Герда еще несколько минут наблюдала за ним, пока южный ветер снаружи колыхал бутоны роз на их окнах. На прояснившемся небе уже виднелось око луны – круглое, как монета. Прямо как в тот раз, когда она проснулась зимой посреди ночи…
Стоило об этом подумать, и воспоминания словно перенесли ее обратно, в тот момент, когда она стала свидетелем того, чего видеть была не должна.
В ту ночь она проснулась от жажды, но, как назло, кувшин на столе был пуст, и Герде пришлось спуститься на второй этаж за водой.
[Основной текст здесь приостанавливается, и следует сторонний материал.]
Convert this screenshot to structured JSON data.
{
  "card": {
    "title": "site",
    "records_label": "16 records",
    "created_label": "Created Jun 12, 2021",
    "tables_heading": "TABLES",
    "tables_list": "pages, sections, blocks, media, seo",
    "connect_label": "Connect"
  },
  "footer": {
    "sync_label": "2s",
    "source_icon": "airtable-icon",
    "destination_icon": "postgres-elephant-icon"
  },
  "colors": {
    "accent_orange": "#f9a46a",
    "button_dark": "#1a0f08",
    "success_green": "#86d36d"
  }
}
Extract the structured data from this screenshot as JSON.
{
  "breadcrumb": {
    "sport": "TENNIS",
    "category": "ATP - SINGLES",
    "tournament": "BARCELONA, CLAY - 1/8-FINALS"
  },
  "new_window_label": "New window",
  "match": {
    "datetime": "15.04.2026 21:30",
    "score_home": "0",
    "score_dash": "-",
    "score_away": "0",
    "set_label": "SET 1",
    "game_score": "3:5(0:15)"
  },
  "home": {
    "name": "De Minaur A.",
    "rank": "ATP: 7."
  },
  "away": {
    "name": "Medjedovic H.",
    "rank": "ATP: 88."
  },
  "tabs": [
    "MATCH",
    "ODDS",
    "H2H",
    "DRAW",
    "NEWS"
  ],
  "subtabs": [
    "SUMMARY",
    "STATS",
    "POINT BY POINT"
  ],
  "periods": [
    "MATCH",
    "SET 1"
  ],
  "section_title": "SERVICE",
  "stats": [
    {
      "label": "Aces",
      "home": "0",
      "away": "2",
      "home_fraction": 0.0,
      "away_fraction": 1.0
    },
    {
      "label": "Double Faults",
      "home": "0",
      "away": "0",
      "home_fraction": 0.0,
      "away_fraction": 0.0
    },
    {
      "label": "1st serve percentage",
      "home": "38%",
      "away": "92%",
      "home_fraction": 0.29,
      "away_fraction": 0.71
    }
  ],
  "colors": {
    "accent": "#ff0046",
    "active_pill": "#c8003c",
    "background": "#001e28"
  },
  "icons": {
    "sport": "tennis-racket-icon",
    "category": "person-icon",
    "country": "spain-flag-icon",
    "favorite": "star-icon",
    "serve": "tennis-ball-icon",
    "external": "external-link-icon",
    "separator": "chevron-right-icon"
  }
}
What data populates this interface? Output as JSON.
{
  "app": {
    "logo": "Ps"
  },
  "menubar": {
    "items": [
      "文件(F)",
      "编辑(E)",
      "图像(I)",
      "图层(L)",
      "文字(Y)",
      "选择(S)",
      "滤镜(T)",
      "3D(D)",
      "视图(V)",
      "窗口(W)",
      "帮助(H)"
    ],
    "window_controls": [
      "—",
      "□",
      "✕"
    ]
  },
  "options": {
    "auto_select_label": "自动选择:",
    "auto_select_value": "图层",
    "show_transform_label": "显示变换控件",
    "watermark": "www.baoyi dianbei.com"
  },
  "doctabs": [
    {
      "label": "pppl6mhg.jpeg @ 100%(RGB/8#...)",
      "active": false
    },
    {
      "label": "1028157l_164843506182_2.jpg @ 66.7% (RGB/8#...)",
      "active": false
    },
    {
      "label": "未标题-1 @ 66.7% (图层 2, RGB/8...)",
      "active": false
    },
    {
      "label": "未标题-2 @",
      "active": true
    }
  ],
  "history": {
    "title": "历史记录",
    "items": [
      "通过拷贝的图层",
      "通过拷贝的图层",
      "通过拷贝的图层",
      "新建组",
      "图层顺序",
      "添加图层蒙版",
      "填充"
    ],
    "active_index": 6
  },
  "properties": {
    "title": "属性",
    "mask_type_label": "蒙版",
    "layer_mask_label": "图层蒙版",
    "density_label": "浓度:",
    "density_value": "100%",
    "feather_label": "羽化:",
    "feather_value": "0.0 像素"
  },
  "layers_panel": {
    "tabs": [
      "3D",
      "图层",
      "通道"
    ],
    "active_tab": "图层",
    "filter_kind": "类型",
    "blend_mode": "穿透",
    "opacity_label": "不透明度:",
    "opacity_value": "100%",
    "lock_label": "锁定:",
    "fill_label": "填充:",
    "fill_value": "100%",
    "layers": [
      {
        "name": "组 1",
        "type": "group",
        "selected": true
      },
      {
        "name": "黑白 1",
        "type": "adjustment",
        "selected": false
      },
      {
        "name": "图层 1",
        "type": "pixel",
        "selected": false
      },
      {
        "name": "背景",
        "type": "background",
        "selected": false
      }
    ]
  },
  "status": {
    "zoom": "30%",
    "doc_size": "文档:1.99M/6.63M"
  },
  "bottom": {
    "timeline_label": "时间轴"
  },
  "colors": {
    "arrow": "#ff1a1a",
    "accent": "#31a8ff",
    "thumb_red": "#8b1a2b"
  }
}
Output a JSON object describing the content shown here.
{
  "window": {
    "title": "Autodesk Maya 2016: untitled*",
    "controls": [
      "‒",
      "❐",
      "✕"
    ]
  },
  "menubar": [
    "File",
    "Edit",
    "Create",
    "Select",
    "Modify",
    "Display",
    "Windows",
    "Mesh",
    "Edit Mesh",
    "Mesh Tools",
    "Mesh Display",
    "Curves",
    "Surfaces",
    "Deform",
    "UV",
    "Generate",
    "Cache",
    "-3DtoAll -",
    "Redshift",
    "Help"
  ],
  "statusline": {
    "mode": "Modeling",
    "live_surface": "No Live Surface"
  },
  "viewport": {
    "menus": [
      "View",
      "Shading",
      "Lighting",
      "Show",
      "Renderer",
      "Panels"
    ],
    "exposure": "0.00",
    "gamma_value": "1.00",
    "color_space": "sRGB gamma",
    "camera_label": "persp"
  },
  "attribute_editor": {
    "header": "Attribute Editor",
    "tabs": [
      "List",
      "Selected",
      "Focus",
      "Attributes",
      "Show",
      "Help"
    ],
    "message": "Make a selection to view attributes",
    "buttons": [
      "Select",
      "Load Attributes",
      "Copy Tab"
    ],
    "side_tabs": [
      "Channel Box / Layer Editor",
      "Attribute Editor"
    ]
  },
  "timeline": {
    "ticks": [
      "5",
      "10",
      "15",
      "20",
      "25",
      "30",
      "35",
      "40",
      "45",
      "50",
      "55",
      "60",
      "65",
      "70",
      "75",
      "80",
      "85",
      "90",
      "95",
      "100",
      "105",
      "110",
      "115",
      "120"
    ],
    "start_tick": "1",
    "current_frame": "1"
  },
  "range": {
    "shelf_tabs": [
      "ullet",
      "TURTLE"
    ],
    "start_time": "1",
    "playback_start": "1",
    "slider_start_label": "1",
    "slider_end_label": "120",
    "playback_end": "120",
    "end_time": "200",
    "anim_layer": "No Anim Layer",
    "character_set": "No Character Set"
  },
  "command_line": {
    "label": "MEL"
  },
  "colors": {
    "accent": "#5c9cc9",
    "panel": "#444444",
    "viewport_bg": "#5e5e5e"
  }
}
Вернувшись же, она бездумно, а может, по привычке, подошла к окну, отодвигая занавеску. В столь позднее время в доме напротив брезжило едва заметное оранжевое сияние – видимо, камин в комнате Кая еще не догорел.
Лунный свет, только что пробившийся из-за края облаков, засеребрил свежий снег, лежавший на крыше, и у самого окна Кая вдруг осветил женскую фигуру.
Герда забыла, как дышать. Она ощутила себя рыбой, выброшенной на сушу, что безуспешно открывает рот, пытаясь заглотить воздух.
В слабом сиянии, которое так сильно выделялось на фоне ночных домов, прямо на каменном выступе, там, куда летом Кай выставлял ящик с розами и посаженным плющом, сидела девушка.
Хотя не девушкой она была вовсе!
Ее волосы мерцали и переливались ярче снега, словно на них не просто попадал свет ночного светила, а будто они были посыпаны лунной пылью. Вокруг тела кружили снежинки, ниспадая на хрупкие, на первый взгляд, обнаженные плечи.
Часть сознания Герды пыталась отыскать разумное объяснение тому, что предстало ее глазам. Но она-то сразу поняла, кто перед ней. Любой житель Хальштатта узнал бы Снежную Ведьму.
Пока Ведьма смотрела в окно Кая, Герда глядела на нее. Изучала. Видела миниатюрность и хрупкость ее тела, не зная лица. Казалось, невозможно было представить, что все истории, гуляющие о ней в городе, были правдивы.
Но тут взор Герды коснулся морд волков, выведенных на руке Девы Льда, – звери скалились, даже их клыки блестели. Вдруг одна из морд повернулась к ней, и глаза существа сверкнули, словно живые.